The world's tiniest liveborn baby was recently born in California, USA. A girl, named Saybie, weighing 245g (8.6oz), discharged from San Diego hospital as healthy infant.
A San Diego hospital on Wednesday, May 29, revealed the birth of a girl believed to be the world’s tiniest surviving baby, who weighed just 245 grams (about 8.6 ounces) before she was discharged as a healthy infant.
The baby, named Saybie, was born through caesarean section at 23 weeks and three days and was sent home this month weighing 5lbs (2kg) after nearly five months in the neonatal intensive care unit, Sharp Mary Birch Hospital for Women & Newborns said in a statement.
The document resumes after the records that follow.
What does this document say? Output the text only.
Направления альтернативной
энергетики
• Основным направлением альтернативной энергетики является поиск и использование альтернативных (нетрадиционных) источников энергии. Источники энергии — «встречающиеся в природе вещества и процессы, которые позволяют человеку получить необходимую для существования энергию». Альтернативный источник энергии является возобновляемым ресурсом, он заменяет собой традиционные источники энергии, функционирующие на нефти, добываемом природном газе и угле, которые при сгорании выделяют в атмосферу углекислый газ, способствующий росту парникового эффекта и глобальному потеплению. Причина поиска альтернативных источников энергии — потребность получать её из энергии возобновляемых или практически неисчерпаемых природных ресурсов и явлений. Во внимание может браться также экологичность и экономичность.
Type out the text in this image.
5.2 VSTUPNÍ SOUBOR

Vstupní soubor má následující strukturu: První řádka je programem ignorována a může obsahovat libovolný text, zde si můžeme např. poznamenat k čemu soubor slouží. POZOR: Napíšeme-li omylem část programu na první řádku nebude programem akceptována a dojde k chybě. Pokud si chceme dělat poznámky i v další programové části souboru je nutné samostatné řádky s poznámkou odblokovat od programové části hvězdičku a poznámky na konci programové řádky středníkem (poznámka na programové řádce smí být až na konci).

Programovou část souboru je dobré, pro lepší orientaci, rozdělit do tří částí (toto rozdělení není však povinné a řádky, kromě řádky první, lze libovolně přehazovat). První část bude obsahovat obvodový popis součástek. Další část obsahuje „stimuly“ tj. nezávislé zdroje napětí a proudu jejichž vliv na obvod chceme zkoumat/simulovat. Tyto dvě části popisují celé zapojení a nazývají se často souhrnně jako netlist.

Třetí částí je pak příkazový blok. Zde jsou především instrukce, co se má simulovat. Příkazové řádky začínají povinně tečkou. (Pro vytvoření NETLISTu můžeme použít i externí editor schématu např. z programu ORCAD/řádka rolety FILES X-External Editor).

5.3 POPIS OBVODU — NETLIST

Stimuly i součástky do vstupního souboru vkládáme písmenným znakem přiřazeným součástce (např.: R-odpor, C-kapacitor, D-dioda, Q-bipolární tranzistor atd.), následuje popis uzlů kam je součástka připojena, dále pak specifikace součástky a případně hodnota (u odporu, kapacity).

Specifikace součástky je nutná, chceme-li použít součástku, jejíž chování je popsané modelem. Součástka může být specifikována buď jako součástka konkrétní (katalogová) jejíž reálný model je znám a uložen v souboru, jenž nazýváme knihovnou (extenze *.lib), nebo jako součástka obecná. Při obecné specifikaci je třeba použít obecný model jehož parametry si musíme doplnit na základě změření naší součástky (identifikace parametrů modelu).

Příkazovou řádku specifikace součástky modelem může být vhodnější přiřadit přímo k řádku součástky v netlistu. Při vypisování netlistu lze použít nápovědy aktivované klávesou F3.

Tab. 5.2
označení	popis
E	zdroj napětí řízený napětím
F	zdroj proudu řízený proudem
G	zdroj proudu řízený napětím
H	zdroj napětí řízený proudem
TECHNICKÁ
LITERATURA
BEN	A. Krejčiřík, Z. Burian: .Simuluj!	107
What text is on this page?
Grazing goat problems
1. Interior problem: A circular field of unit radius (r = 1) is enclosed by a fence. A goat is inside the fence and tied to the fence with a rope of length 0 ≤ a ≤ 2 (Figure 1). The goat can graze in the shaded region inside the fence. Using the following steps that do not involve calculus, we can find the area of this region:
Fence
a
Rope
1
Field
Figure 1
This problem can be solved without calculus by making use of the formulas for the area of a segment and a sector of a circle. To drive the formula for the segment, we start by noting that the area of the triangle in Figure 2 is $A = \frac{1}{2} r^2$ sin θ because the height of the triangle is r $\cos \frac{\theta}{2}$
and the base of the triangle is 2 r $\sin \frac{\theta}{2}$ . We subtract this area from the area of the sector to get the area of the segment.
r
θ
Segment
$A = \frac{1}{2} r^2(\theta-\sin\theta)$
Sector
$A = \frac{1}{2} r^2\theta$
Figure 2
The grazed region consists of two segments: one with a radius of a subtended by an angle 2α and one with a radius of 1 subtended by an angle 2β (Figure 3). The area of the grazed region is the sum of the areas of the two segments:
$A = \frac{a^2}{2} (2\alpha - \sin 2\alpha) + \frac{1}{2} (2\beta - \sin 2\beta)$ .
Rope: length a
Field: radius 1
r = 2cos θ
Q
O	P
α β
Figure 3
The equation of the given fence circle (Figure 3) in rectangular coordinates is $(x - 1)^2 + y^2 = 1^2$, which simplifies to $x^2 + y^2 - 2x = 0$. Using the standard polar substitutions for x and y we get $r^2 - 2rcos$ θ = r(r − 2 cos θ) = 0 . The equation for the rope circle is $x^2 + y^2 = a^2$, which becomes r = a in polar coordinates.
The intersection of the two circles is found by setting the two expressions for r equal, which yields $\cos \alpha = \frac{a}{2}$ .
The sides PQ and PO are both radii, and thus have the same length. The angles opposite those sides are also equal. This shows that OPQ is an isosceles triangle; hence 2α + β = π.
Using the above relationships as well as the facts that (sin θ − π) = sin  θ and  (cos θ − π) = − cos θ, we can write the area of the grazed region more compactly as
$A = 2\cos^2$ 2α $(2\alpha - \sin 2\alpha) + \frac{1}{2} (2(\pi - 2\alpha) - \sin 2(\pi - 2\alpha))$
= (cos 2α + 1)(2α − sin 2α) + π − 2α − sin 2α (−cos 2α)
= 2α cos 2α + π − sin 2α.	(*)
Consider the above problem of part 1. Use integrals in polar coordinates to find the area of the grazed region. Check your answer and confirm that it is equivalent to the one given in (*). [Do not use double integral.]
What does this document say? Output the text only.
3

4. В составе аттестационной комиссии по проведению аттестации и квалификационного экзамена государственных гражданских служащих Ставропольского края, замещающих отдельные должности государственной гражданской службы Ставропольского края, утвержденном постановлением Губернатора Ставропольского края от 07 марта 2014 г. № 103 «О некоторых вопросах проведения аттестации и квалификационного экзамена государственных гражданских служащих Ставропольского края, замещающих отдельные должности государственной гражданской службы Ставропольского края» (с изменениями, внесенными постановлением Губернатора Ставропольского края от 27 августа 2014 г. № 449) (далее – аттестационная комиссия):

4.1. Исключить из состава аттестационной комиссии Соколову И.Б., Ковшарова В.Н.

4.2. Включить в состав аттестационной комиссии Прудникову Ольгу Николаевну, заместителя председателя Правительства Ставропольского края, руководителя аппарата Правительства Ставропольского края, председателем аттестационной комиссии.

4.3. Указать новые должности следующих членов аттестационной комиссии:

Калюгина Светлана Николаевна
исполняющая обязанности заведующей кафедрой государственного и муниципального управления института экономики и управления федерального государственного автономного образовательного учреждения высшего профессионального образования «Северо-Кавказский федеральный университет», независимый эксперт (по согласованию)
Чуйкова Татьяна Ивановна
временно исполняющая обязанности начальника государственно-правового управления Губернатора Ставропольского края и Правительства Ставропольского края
The baby’s family gave permission to share the story but wanted to stay anonymous, the hospital said.
Saybie’s ranking as the world’s smallest baby ever to survive is according to the Tiniest Baby registry maintained by the University of Iowa, the hospital said.
Dr Edward Bell, a professor of pediatrics at the University of Iowa, said Saybie had the lowest birth weight of those submitted to the registry.
“The registry contains only those infants submitted and medically confirmed,” he said in an email to the Associated Press. “We cannot rule out even smaller infants who have not been reported to the registry.”
The mother described the birth in a video produced by the hospital, calling it the scariest day of her life.
She said she had been taken to the hospital, where she was told she had preeclampsia and very high blood pressure and that the baby needed to be delivered quickly.
The mother said she had told medical professionals that she didn’t think her daughter would survive because she was only 23 weeks. Babies typically are born at 40 weeks.
Doctors told her husband that he had about an hour with his child before she died, she recounted. But the mother said the hour turned into two, which became a day and then a week…But against all odds, Saybie did survive.
The previous record was held by a baby born in Germany in 2015 who weighed seven grams more than Saybie.